Before Newton began to describe and explain his concepts of universal gravitation in Book Three of the Principia (entitled the System of the World) he strongly advised his readers that his Definitions, his Laws of Motion, and the first three sections of Book One must first be carefully read and understood, before any reader attempts to read Book Three. The first three sections of Book One dealt with (in order): 1) the Ratios of Quantities; 2) the Determination of Centripetal Forces; and 3) the Motions of Bodies in Eccentric Conic Sections (i.e. ellipses).

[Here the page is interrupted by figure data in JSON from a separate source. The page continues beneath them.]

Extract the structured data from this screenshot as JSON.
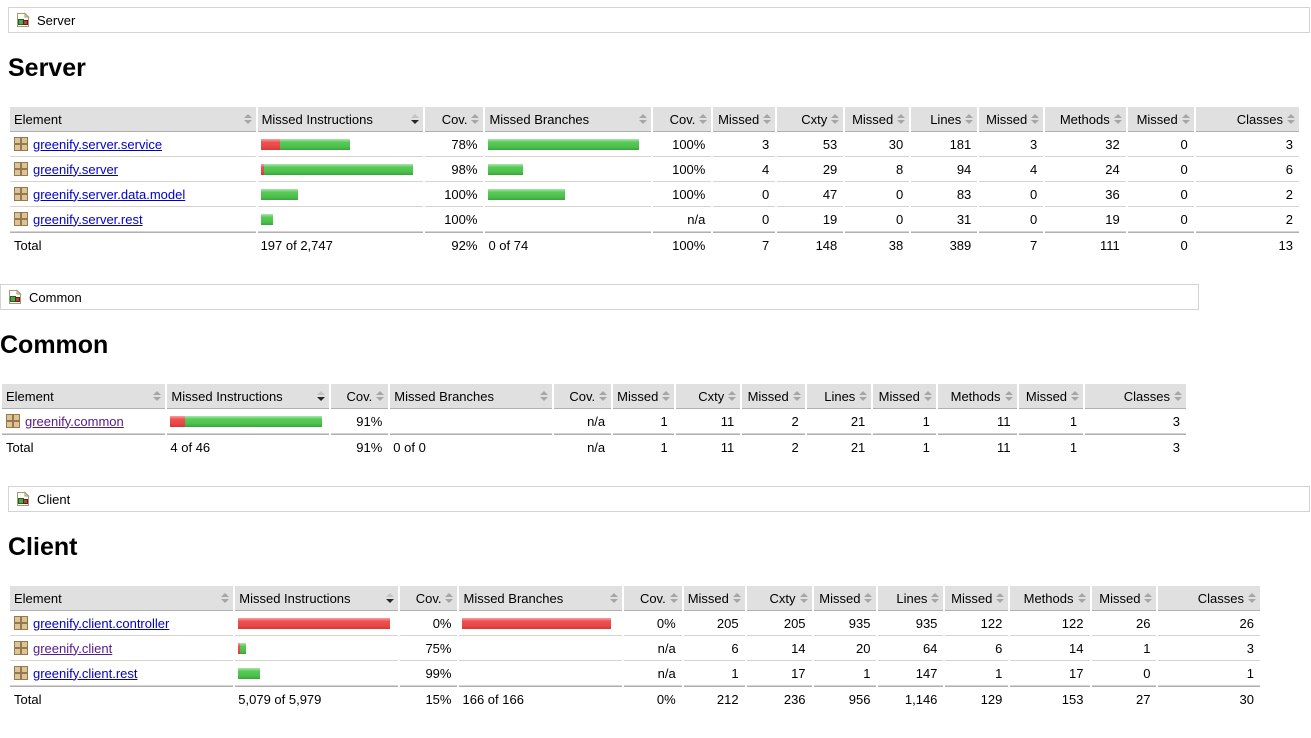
{
  "columns": [
    "Element",
    "Missed Instructions",
    "Cov.",
    "Missed Branches",
    "Cov.",
    "Missed",
    "Cxty",
    "Missed",
    "Lines",
    "Missed",
    "Methods",
    "Missed",
    "Classes"
  ],
  "sorted_column_index": 1,
  "sort_state": "descending",
  "icons": {
    "breadcrumb": "report-icon",
    "package": "package-icon",
    "sort": "sort-icon"
  },
  "colors": {
    "header_bg": "#e0e0e0",
    "header_border": "#b0b0b0",
    "row_border": "#d6d3ce",
    "bar_green": "#4cc14c",
    "bar_red": "#ea4646",
    "link": "#0000cc",
    "link_visited": "#551a8b"
  },
  "sections": [
    {
      "id": "server",
      "breadcrumb": "Server",
      "heading": "Server",
      "rows": [
        {
          "name": "greenify.server.service",
          "visited": false,
          "ins_bar": [
            19,
            70
          ],
          "ins_cov": "78%",
          "br_bar": [
            0,
            151
          ],
          "br_cov": "100%",
          "cells": [
            "3",
            "53",
            "30",
            "181",
            "3",
            "32",
            "0",
            "3"
          ]
        },
        {
          "name": "greenify.server",
          "visited": false,
          "ins_bar": [
            3,
            149
          ],
          "ins_cov": "98%",
          "br_bar": [
            0,
            35
          ],
          "br_cov": "100%",
          "cells": [
            "4",
            "29",
            "8",
            "94",
            "4",
            "24",
            "0",
            "6"
          ]
        },
        {
          "name": "greenify.server.data.model",
          "visited": false,
          "ins_bar": [
            0,
            37
          ],
          "ins_cov": "100%",
          "br_bar": [
            0,
            77
          ],
          "br_cov": "100%",
          "cells": [
            "0",
            "47",
            "0",
            "83",
            "0",
            "36",
            "0",
            "2"
          ]
        },
        {
          "name": "greenify.server.rest",
          "visited": false,
          "ins_bar": [
            0,
            12
          ],
          "ins_cov": "100%",
          "br_bar": null,
          "br_cov": "n/a",
          "cells": [
            "0",
            "19",
            "0",
            "31",
            "0",
            "19",
            "0",
            "2"
          ]
        }
      ],
      "total": {
        "label": "Total",
        "ins_text": "197 of 2,747",
        "ins_cov": "92%",
        "br_text": "0 of 74",
        "br_cov": "100%",
        "cells": [
          "7",
          "148",
          "38",
          "389",
          "7",
          "111",
          "0",
          "13"
        ]
      }
    },
    {
      "id": "common",
      "breadcrumb": "Common",
      "heading": "Common",
      "rows": [
        {
          "name": "greenify.common",
          "visited": true,
          "ins_bar": [
            15,
            137
          ],
          "ins_cov": "91%",
          "br_bar": null,
          "br_cov": "n/a",
          "cells": [
            "1",
            "11",
            "2",
            "21",
            "1",
            "11",
            "1",
            "3"
          ]
        }
      ],
      "total": {
        "label": "Total",
        "ins_text": "4 of 46",
        "ins_cov": "91%",
        "br_text": "0 of 0",
        "br_cov": "n/a",
        "cells": [
          "1",
          "11",
          "2",
          "21",
          "1",
          "11",
          "1",
          "3"
        ]
      }
    },
    {
      "id": "client",
      "breadcrumb": "Client",
      "heading": "Client",
      "rows": [
        {
          "name": "greenify.client.controller",
          "visited": false,
          "ins_bar": [
            152,
            0
          ],
          "ins_cov": "0%",
          "br_bar": [
            149,
            0
          ],
          "br_cov": "0%",
          "cells": [
            "205",
            "205",
            "935",
            "935",
            "122",
            "122",
            "26",
            "26"
          ]
        },
        {
          "name": "greenify.client",
          "visited": true,
          "ins_bar": [
            2,
            6
          ],
          "ins_cov": "75%",
          "br_bar": null,
          "br_cov": "n/a",
          "cells": [
            "6",
            "14",
            "20",
            "64",
            "6",
            "14",
            "1",
            "3"
          ]
        },
        {
          "name": "greenify.client.rest",
          "visited": false,
          "ins_bar": [
            0,
            22
          ],
          "ins_cov": "99%",
          "br_bar": null,
          "br_cov": "n/a",
          "cells": [
            "1",
            "17",
            "1",
            "147",
            "1",
            "17",
            "0",
            "1"
          ]
        }
      ],
      "total": {
        "label": "Total",
        "ins_text": "5,079 of 5,979",
        "ins_cov": "15%",
        "br_text": "166 of 166",
        "br_cov": "0%",
        "cells": [
          "212",
          "236",
          "956",
          "1,146",
          "129",
          "153",
          "27",
          "30"
        ]
      }
    }
  ]
}
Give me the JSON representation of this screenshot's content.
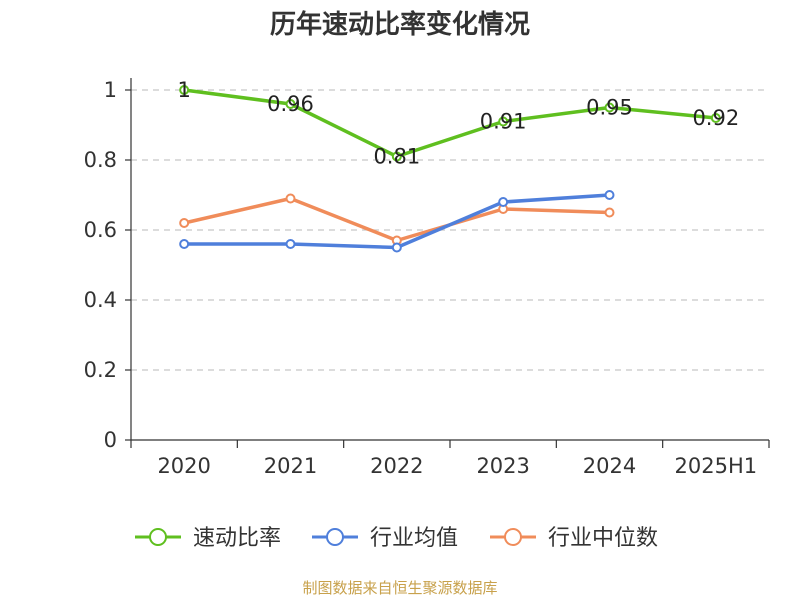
{
  "chart_data": {
    "type": "line",
    "title": "历年速动比率变化情况",
    "categories": [
      "2020",
      "2021",
      "2022",
      "2023",
      "2024",
      "2025H1"
    ],
    "ylim": [
      0,
      1
    ],
    "yticks": [
      "0",
      "0.2",
      "0.4",
      "0.6",
      "0.8",
      "1"
    ],
    "grid": true,
    "legend_position": "bottom",
    "series": [
      {
        "name": "速动比率",
        "color": "#5fbf1f",
        "values": [
          1,
          0.96,
          0.81,
          0.91,
          0.95,
          0.92
        ],
        "labels": [
          "1",
          "0.96",
          "0.81",
          "0.91",
          "0.95",
          "0.92"
        ]
      },
      {
        "name": "行业均值",
        "color": "#4f7fdb",
        "values": [
          0.56,
          0.56,
          0.55,
          0.68,
          0.7,
          null
        ]
      },
      {
        "name": "行业中位数",
        "color": "#f08c5a",
        "values": [
          0.62,
          0.69,
          0.57,
          0.66,
          0.65,
          null
        ]
      }
    ]
  },
  "source_text": "制图数据来自恒生聚源数据库"
}
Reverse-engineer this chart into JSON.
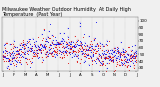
{
  "title": "Milwaukee Weather Outdoor Humidity At Daily High Temperature (Past Year)",
  "title_fontsize": 3.5,
  "background_color": "#f0f0f0",
  "ylim": [
    25,
    105
  ],
  "yticks": [
    30,
    40,
    50,
    60,
    70,
    80,
    90,
    100
  ],
  "ylabel_fontsize": 3.0,
  "xlabel_fontsize": 2.8,
  "n_days": 365,
  "seed": 42,
  "blue_color": "#0000ee",
  "red_color": "#dd0000",
  "grid_color": "#999999",
  "spine_color": "#666666",
  "dot_size": 0.4,
  "n_gridlines": 13,
  "spike_indices": [
    88,
    130,
    175,
    210,
    255
  ],
  "spike_values": [
    110,
    95,
    108,
    92,
    98
  ],
  "base_humidity": 55,
  "base_amplitude": 8
}
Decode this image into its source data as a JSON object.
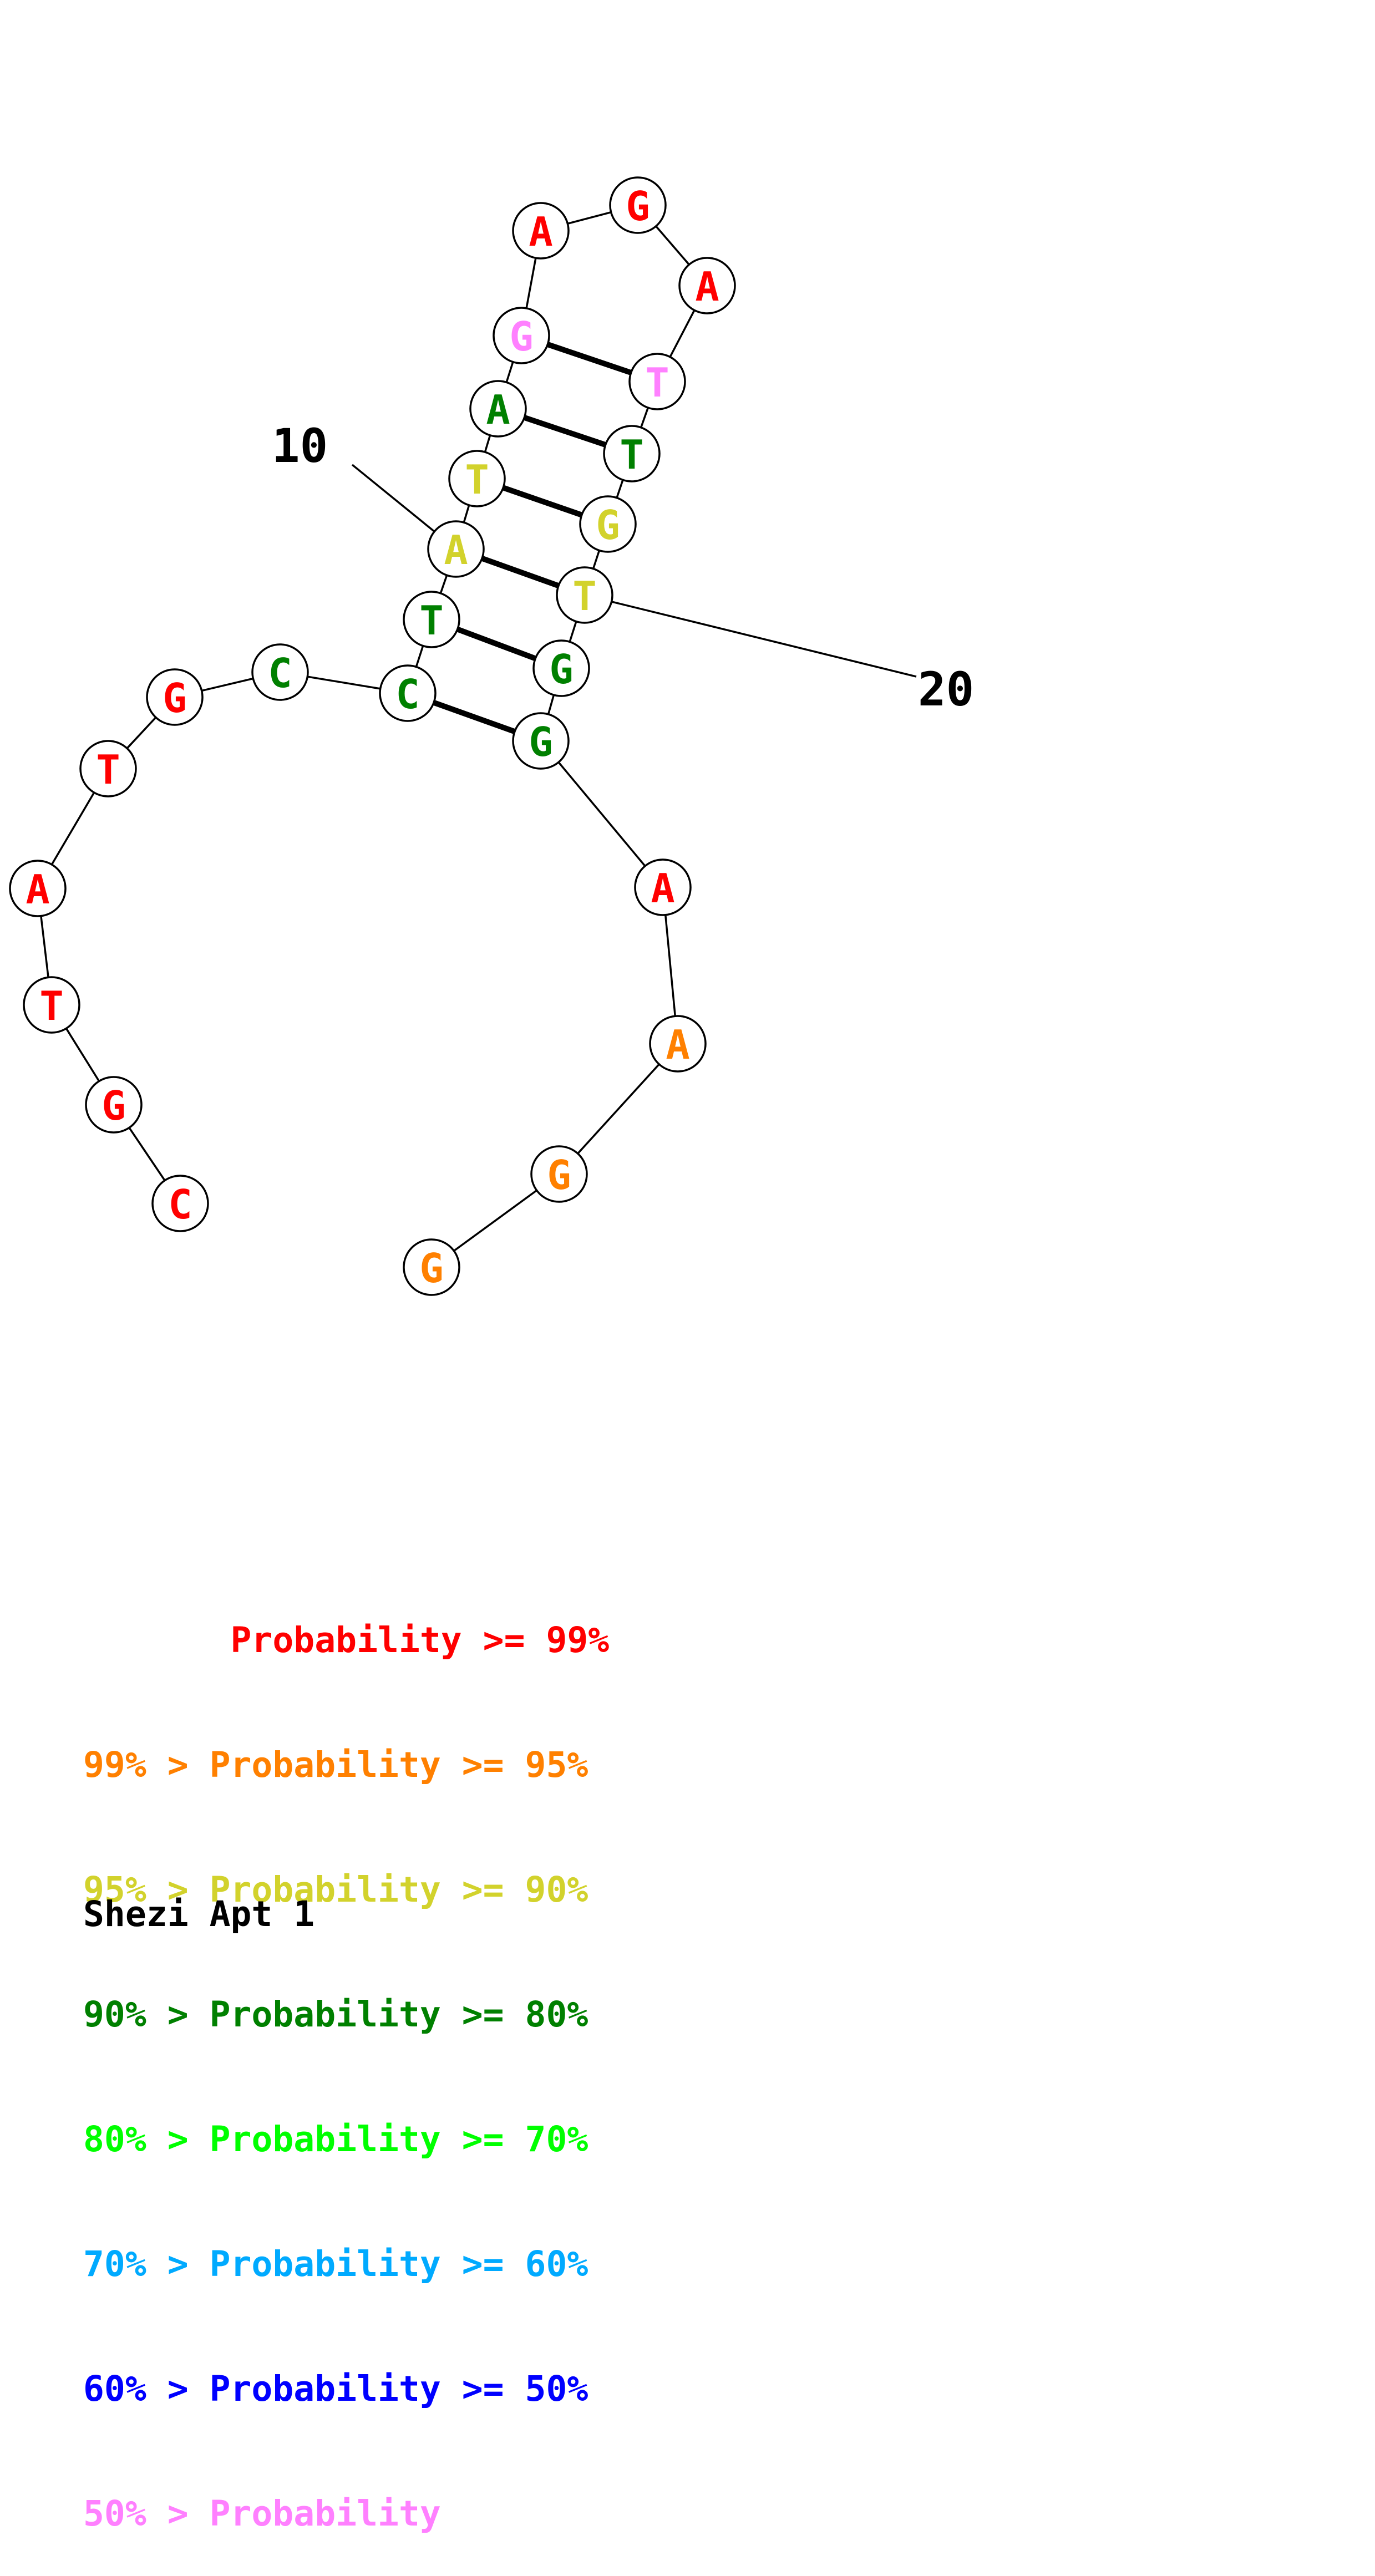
{
  "colors": {
    "p99": "#ff0000",
    "p95": "#ff8000",
    "p90": "#d2d22c",
    "p80": "#008000",
    "p70": "#00ff00",
    "p60": "#00aaff",
    "p50": "#0000ff",
    "plow": "#ff80ff"
  },
  "structure": {
    "nucleotides": [
      {
        "index": 1,
        "base": "C",
        "prob_class": "p99"
      },
      {
        "index": 2,
        "base": "G",
        "prob_class": "p99"
      },
      {
        "index": 3,
        "base": "T",
        "prob_class": "p99"
      },
      {
        "index": 4,
        "base": "A",
        "prob_class": "p99"
      },
      {
        "index": 5,
        "base": "T",
        "prob_class": "p99"
      },
      {
        "index": 6,
        "base": "G",
        "prob_class": "p99"
      },
      {
        "index": 7,
        "base": "C",
        "prob_class": "p80"
      },
      {
        "index": 8,
        "base": "C",
        "prob_class": "p80"
      },
      {
        "index": 9,
        "base": "T",
        "prob_class": "p80"
      },
      {
        "index": 10,
        "base": "A",
        "prob_class": "p90"
      },
      {
        "index": 11,
        "base": "T",
        "prob_class": "p90"
      },
      {
        "index": 12,
        "base": "A",
        "prob_class": "p80"
      },
      {
        "index": 13,
        "base": "G",
        "prob_class": "plow"
      },
      {
        "index": 14,
        "base": "A",
        "prob_class": "p99"
      },
      {
        "index": 15,
        "base": "G",
        "prob_class": "p99"
      },
      {
        "index": 16,
        "base": "A",
        "prob_class": "p99"
      },
      {
        "index": 17,
        "base": "T",
        "prob_class": "plow"
      },
      {
        "index": 18,
        "base": "T",
        "prob_class": "p80"
      },
      {
        "index": 19,
        "base": "G",
        "prob_class": "p90"
      },
      {
        "index": 20,
        "base": "T",
        "prob_class": "p90"
      },
      {
        "index": 21,
        "base": "G",
        "prob_class": "p80"
      },
      {
        "index": 22,
        "base": "G",
        "prob_class": "p80"
      },
      {
        "index": 23,
        "base": "A",
        "prob_class": "p99"
      },
      {
        "index": 24,
        "base": "A",
        "prob_class": "p95"
      },
      {
        "index": 25,
        "base": "G",
        "prob_class": "p95"
      },
      {
        "index": 26,
        "base": "G",
        "prob_class": "p95"
      }
    ],
    "pairs": [
      [
        8,
        22
      ],
      [
        9,
        21
      ],
      [
        10,
        20
      ],
      [
        11,
        19
      ],
      [
        12,
        18
      ],
      [
        13,
        17
      ]
    ],
    "position_labels": [
      {
        "text": "10",
        "nucleotide": 10
      },
      {
        "text": "20",
        "nucleotide": 20
      }
    ]
  },
  "legend": [
    {
      "text": "       Probability >= 99%",
      "color": "p99"
    },
    {
      "text": "99% > Probability >= 95%",
      "color": "p95"
    },
    {
      "text": "95% > Probability >= 90%",
      "color": "p90"
    },
    {
      "text": "90% > Probability >= 80%",
      "color": "p80"
    },
    {
      "text": "80% > Probability >= 70%",
      "color": "p70"
    },
    {
      "text": "70% > Probability >= 60%",
      "color": "p60"
    },
    {
      "text": "60% > Probability >= 50%",
      "color": "p50"
    },
    {
      "text": "50% > Probability",
      "color": "plow"
    }
  ],
  "title": "Shezi Apt 1"
}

Newton then described four axioms which would guide him throughout Book Three. These axioms are stated as follows:
Rule 1. “No more causes of natural things should be admitted than are both true and sufficient to explain their phenomena.”
Rule 2. “Therefore, the causes assigned to natural effects of the same kind must be, so far as possible, the same.”
Rule 3. “Those qualities of bodies that cannot be [changed] and that belong to all bodies on which experiments can be made should be taken as qualities of all bodies universally…[Thus], if it is universally established by experiments and astronomical observations that all bodies on or near the earth gravitate toward the earth, and do so in proportion to the quantity of matter in each body, and that the moon gravitates toward the earth in proportion to the quantity of its matter, and that our sea in turn gravitates toward the moon, and that all planets gravitate toward one another, and that there is a similar gravity of comets toward the sun, it will have to be concluded by this third rule that all bodies gravitate toward one another.” 
Rule 4. “In experimental philosophy, propositions gathered from phenomena by induction should be considered either exactly or very nearly true notwithstanding any contrary hypotheses, until yet other phenomena make such propositions either more exact or liable to exceptions. This rule should be followed so that arguments based on induction may not be nullified by hypotheses.”